When Jane asked about her quiz average thus far. Dr Sullivan remembered that she intended for each quiz to have a value of 10 points. Her record of Janes scores appears in the table.

1 = 11/20
2 = 12/25
3 = 3/5

She wondered the best way to compute Jane's average. If you were Jane, how would you want Dr. Sullivan to compute the quiz average?

2. What a rubbish question!

Turn each fraction into a decimal (by doing the division), add them up and divide by 3 to get the mean.

Arrange them in order of size and take the middle one to get the median.

You can't get the mode because all numbers are different.

"If you were Jane, how would you want Dr. Sullivan to compute the quiz average?"

I would answer: "Accurately and honestly."

3. Originally Posted by Matt Westwood
What a rubbish question!

Turn each fraction into a decimal (by doing the division), add them up and divide by 3 to get the mean.

Arrange them in order of size and take the middle one to get the median.

You can't get the mode because all numbers are different.

"If you were Jane, how would you want Dr. Sullivan to compute the quiz average?"

I would answer: "Accurately and honestly."
That honestly kind of didnt help...

I did

11/20=.55
12/25=.48
3/5 =.60

.55+.48+.60 = 1.63

1.63/3 = .54

That still doesnt answer "If you were Jane, how would you want Dr.
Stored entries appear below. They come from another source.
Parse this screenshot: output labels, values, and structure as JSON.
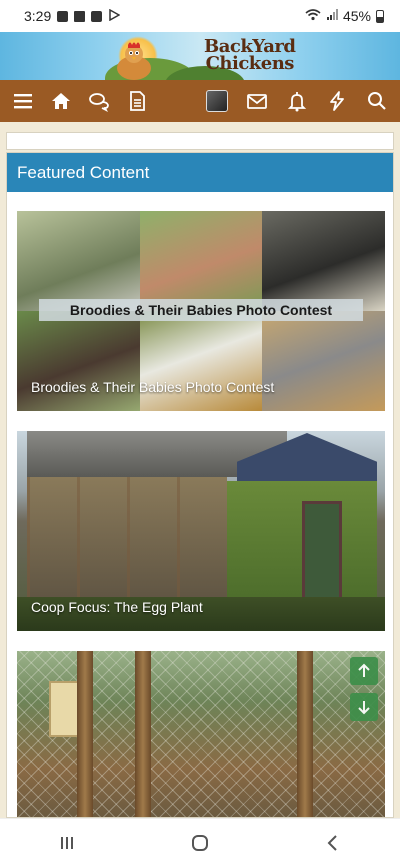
{
  "status_bar": {
    "time": "3:29",
    "battery": "45%",
    "icons": [
      "shopping-bag-icon",
      "news-icon",
      "shopping-bag-icon",
      "play-store-icon"
    ],
    "right_icons": [
      "wifi-icon",
      "signal-icon",
      "battery-icon"
    ]
  },
  "logo": {
    "line1": "BackYard",
    "line2": "Chickens"
  },
  "navbar": {
    "left_icons": [
      "menu-icon",
      "home-icon",
      "chat-icon",
      "document-icon"
    ],
    "right_icons": [
      "avatar",
      "mail-icon",
      "bell-icon",
      "lightning-icon",
      "search-icon"
    ],
    "background": "#9a5a24"
  },
  "featured": {
    "header": "Featured Content",
    "header_color": "#2a86b8",
    "items": [
      {
        "caption": "Broodies & Their Babies Photo Contest",
        "overlay_title": "Broodies & Their Babies Photo Contest"
      },
      {
        "caption": "Coop Focus: The Egg Plant"
      },
      {
        "caption": ""
      }
    ]
  },
  "scroll_buttons": {
    "up": "arrow-up-icon",
    "down": "arrow-down-icon",
    "color": "#3e8f4a"
  },
  "android_nav": {
    "recent": "recent-apps-icon",
    "home": "home-button-icon",
    "back": "back-icon"
  }
}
Sullivan to compute the quiz average" or what other way there is to get the value of 10 for each quiz

4. Originally Posted by WaynePD
When Jane asked about her quiz average thus far. Dr Sullivan remembered that she intended for each quiz to have a value of 10 points. Her record of Janes scores appears in the table.

1 = 11/20
2 = 12/25
3 = 3/5

She wondered the best way to compute Jane's average. If you were Jane, how would you want Dr. Sullivan to compute the quiz average?
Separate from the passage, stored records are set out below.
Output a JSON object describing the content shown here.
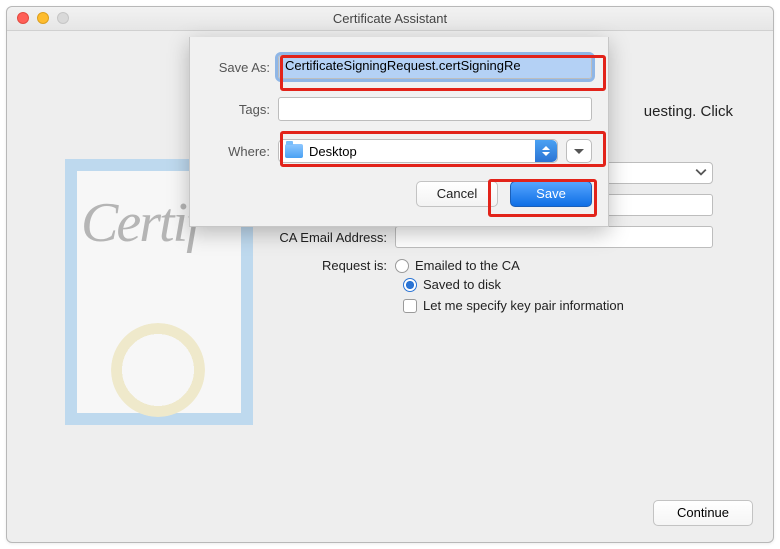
{
  "window": {
    "title": "Certificate Assistant"
  },
  "background": {
    "hint_line": "uesting. Click",
    "cert_script": "Certif"
  },
  "form": {
    "ca_label": "CA Email Address:",
    "ca_value": "",
    "request_label": "Request is:",
    "opt_email": "Emailed to the CA",
    "opt_disk": "Saved to disk",
    "opt_keypair": "Let me specify key pair information",
    "selected": "disk",
    "continue": "Continue"
  },
  "sheet": {
    "saveas_label": "Save As:",
    "saveas_value": "CertificateSigningRequest.certSigningRe",
    "tags_label": "Tags:",
    "tags_value": "",
    "where_label": "Where:",
    "where_value": "Desktop",
    "cancel": "Cancel",
    "save": "Save"
  }
}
You can get the average but they way you are doing it you only get the percentage. Each quiz is out of 10 points according to the problem. So...
Code:
  11/20 = .55
12/25 = .48
3/5 = .60
+____________
1.63  / 3  = .543 * 10 (points) = 5.43 average score on the quizes
You need to do this because the .54 is out of 1, just like 54% is 54 out of 100. You need the score which is out of 10.
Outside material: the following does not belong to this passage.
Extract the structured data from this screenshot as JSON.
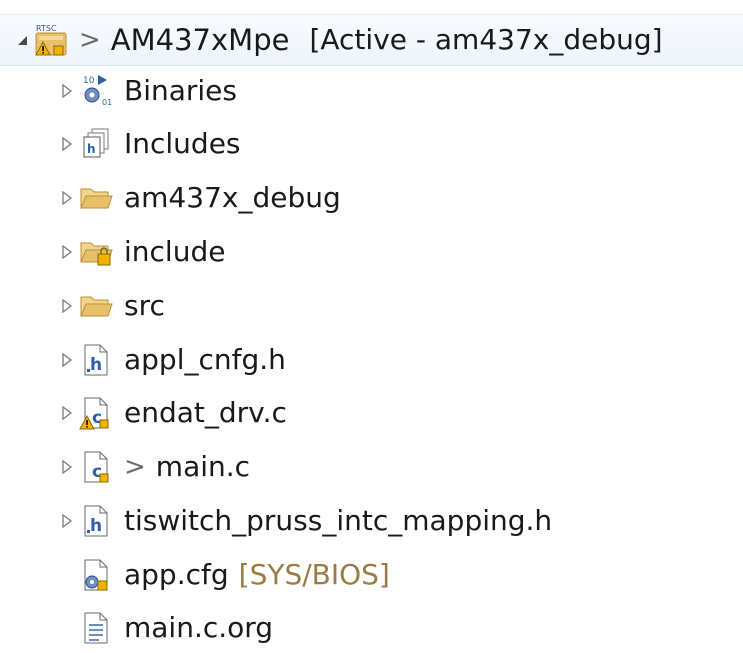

I dont know what they are looking for on the how would you want them to average it part. It's not like a different method would get a different result without rounding. Unless you say you would rather him round to the tenths place after each calculation. But it would only get you another 3 points in the end so it's not like it would help.

5. ## my idea of the answer

Since the teacher intended to mark each quiz out of ten.You must change each quiz to be out of 10 marks. Looking at the total marks she gave for each quiz you can see that they are all factors of 100. So convert the fraction to fractions with denominators of 100 then to factions out of 10.
11/20 = 55/100 =5.5/10
12/25 = 48/100 =4.8/10
3/5 = 60/ 100 = 6/10
Jane marks out of 10 are:
5.5
4.8
6
To find the average add 5.5 +4.8 +6 then divide the answer by 3.
=16.3 ÷ 3
=5.4
Therefore the average = 5.4/10

6. Hello, WaynePD!

When Jane asked about her quiz average thus far. Dr. Sullivan remembered
that she intended for each quiz to have a value of 10 points.
Her record of Jane's scores appears in the table.

. . $\displaystyle \begin{array}{c|c} \text{Quiz} & \text{Correct} \\ \hline 1 & \text{11 out of 20} \\ 2 & \text{12 out of 25} \\ 3 & \text{3 out of 5} \end{array}$

She wondered the best way to compute Jane's average.
If you were Jane, how would you want Dr. Sullivan to compute the quiz average?
These two statements imply that there is more than one way to compute Jane's average.

(A) The obvious method would be:

. . $\displaystyle \begin{array}{c|c|c} \text{Quiz} & \text{Correct} & \text{Percent}\\ \hline 1 & \text{11 out of 20} & 55\%\\ 2 & \text{12 out of 25} & 48\%\\ 3 & \text{3 out of 5} & 60\%\end{array}$

$\displaystyle \text{Average} \:=\:\dfrac{55\% + 48\% + 60\%}{3} \;=\;\dfrac{163\%}{3} \;=\;54\frac{1}{3}\%$

(B) Another method would be:

. . $\displaystyle \begin{array}{c|c} \text{Quiz} & \text{Correct} \\ \hline 1 & \text{11 out of 20} \\ 2 & \text{12 out of 25} \\ 3 & \text{3 out of 5} \\ \hline \text{Total} & \text{26 out of 50} \end{array}$

$\displaystyle \text{Average} \;=\;\dfrac{26}{50} \;=\;52\%$

Given these two choices, Jane would prefer method (A).